The Indian red scorpion is one of the most dangerous scorpions in the world. Without treatment, a sting from this creature can kill a human in just 72 hours. But it’s not all bad; a compound found in its venom could help to treat one of the most common and debilitating health conditions in the United States.
In a new study, researchers have revealed how iberiotoxin, one of several compounds in the deadly venom of the Indian red scorpion, stopped the progression of rheumatoid arthritis in rat models of the disease.
Study leader Dr. Christine Beeton, of the Baylor College of Medicine in Houston, TX, and her colleagues recently reported their findings in the Journal of Pharmacology and Experimental Therapeutics.
In rheumatoid arthritis, the immune system launches an attack on the joints — particularly those of the hands, wrists, and knees — causing pain and inflammation.
It is estimated that around 1.5 million people in the U.S. are living with rheumatoid arthritis, and the disease is around three times as common among women than men.

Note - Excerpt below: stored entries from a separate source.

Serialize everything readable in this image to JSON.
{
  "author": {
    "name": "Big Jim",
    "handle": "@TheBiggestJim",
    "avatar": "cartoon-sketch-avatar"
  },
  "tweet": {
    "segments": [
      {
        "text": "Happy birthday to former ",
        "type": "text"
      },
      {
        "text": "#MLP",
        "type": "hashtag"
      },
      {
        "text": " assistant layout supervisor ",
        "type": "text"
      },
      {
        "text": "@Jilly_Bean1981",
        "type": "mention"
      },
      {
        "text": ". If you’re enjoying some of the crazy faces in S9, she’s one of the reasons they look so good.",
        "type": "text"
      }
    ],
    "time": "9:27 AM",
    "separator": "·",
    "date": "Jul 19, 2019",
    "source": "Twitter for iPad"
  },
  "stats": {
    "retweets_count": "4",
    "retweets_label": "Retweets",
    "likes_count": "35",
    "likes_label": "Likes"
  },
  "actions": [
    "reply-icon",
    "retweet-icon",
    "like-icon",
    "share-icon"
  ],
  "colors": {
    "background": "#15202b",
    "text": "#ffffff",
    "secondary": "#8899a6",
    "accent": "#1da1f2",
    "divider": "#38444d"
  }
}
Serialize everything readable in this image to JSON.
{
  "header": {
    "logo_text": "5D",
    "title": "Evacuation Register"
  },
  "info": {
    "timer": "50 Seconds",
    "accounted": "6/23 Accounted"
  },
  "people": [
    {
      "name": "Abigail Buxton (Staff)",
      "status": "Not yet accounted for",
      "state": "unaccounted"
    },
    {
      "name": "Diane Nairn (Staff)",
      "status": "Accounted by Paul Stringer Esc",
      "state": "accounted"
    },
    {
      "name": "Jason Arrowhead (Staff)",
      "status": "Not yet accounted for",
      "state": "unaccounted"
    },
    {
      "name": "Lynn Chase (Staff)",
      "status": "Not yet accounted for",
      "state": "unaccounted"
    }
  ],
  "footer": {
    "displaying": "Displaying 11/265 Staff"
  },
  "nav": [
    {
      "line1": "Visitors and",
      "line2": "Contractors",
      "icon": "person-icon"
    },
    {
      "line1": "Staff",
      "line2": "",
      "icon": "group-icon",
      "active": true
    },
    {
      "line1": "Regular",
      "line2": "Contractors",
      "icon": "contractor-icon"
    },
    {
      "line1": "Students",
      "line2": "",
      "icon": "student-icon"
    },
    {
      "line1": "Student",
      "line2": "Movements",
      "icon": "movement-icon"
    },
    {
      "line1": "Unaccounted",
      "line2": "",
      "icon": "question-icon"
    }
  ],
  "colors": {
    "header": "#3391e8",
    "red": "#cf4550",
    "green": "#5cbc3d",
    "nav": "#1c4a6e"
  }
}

As Dr. Beeton notes, a specialized type of cell in the joints called fibroblast-like synoviocytes (FLS) play an important role in rheumatoid arthritis.
“As they grow and move from joint to joint,” Dr. Beeton explains, “they secrete products that damage the joints and attract immune cells that cause inflammation and pain. As damage progresses, the joints become enlarged and are unable to move.”